I end up on a plane with my mother and brother. I keep thinking, Sound normal. But I can tell by the worry on their faces that I’ve scared the shit out of them. My mother tries to figure out where I’m getting the dope. She doesn’t know Douglass has been staying with me. Thank god he was gone when they went back to the apartment before I was discharged.

There are thirty-four texts. Johns. Money.

It is so hard to know money is waiting for you, a lot of money, and every single problem you currently have — feeling like shit, wanting to die, guilt, anger, resentment, feeling soft, feeling vulnerable — could all disappear easily, and you really would be completely fine.

You try to stick with this thought process, but you know eventually you will feel this way again. You will be in this same exact position only more time will have passed, and so it’s better just to clean up now.

A small voice says, “You won’t ever get high again?”

Another voice says, “No, one day. Like in six months, it will be okay to do a few bags, and your tolerance will be so shitty you will feel incredible.”

And then another voice says, “It’s time. Just fucking stop it. You are too old for this to be cute.” I try to hold on to that. I am a former drug addict. Oh god, that sounds terrible.

I’m actually clean. The Suboxone is helping me along.

The place they put me in is like a prison with carpeting. There is a door you have to punch a code into to leave.

I scream at my mother, “How can you fucking leave me here?” She just cries. She says she doesn’t know what to do anymore. “So you just fucking lock me up? I have rights.” I didn’t know that my shrink and my mother had conspired when I was in the hospital in New York.

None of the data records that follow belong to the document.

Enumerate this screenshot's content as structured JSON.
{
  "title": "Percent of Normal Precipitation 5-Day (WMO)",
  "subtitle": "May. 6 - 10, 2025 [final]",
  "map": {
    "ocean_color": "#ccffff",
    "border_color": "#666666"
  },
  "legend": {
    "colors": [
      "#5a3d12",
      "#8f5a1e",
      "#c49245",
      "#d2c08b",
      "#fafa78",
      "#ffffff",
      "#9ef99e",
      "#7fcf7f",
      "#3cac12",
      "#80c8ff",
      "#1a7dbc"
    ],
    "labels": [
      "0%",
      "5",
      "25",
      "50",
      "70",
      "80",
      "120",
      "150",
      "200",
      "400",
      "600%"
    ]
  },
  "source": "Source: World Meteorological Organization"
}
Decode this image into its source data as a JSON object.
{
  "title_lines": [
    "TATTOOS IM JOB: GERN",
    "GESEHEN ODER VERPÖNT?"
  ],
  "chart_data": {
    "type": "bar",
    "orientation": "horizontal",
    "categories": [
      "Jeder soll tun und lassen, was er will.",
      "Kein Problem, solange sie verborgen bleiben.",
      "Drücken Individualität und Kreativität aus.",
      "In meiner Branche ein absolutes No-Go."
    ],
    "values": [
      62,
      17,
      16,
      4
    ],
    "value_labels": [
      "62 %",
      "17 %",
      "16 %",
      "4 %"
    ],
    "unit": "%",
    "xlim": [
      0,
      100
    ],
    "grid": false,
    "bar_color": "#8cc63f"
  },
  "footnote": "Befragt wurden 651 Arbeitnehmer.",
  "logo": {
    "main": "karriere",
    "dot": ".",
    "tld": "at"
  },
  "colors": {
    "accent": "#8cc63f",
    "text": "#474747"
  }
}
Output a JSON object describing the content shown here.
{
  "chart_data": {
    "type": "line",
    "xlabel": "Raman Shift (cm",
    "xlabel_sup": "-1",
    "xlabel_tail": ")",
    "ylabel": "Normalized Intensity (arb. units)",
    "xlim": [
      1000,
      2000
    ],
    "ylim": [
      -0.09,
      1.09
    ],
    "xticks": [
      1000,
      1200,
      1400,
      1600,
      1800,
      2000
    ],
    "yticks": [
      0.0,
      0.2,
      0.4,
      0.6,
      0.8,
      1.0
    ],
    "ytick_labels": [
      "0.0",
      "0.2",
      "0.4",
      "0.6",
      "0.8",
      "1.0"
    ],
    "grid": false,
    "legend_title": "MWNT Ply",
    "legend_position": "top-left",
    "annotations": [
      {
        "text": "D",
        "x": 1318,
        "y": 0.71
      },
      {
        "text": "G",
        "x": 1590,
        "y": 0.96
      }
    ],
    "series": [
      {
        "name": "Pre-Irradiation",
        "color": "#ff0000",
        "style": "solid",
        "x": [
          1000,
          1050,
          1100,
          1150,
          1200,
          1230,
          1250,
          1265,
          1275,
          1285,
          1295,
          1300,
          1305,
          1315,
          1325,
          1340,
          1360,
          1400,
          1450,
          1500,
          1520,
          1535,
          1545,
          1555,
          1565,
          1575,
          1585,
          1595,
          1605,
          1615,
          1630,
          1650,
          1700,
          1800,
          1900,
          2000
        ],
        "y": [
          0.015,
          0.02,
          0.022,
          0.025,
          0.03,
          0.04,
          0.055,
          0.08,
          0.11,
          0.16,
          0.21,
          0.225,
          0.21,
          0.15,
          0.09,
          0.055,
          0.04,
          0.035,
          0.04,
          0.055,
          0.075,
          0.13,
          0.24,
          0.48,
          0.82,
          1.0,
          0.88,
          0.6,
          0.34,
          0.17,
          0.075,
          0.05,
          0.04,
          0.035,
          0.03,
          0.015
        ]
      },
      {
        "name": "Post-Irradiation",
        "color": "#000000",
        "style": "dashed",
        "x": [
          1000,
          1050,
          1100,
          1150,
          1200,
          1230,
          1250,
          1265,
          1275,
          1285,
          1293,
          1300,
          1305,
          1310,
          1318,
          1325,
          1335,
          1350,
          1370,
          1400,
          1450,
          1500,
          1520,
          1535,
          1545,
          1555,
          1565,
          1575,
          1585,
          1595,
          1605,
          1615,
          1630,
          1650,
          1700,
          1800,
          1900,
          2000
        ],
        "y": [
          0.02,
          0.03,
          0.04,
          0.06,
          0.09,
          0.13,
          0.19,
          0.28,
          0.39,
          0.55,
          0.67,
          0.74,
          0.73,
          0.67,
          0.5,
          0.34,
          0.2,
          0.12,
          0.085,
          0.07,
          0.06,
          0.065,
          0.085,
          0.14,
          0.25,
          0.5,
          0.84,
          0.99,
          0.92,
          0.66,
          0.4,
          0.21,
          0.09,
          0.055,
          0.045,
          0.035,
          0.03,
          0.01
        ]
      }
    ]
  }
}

Here, kid, this is what you did with the life that was given to you.

I cry a lot. I think about how Peter would have visited if we were still together. My mother annoys me with her questions, and my brother is eager to get back home. He’s annoyed I do whatever I want, and he has to take time out of his life to deal with my shit. Like I had asked him to come. “Here, deal with my shit.”

Glad-Ass, the head of the useless nurses, says my roommate will be in soon. I ask if she can leave me alone for a while, but she says I’m on twenty-four-hour watch. She follows me to the bathroom and looks directly at me when I pull down my pants and go. She takes me to the rec room, which is just one big room with a couch and a big table, the kind they have at preschools, and a TV and a Ping-Pong table. The whole place feels like an after-school recreation center.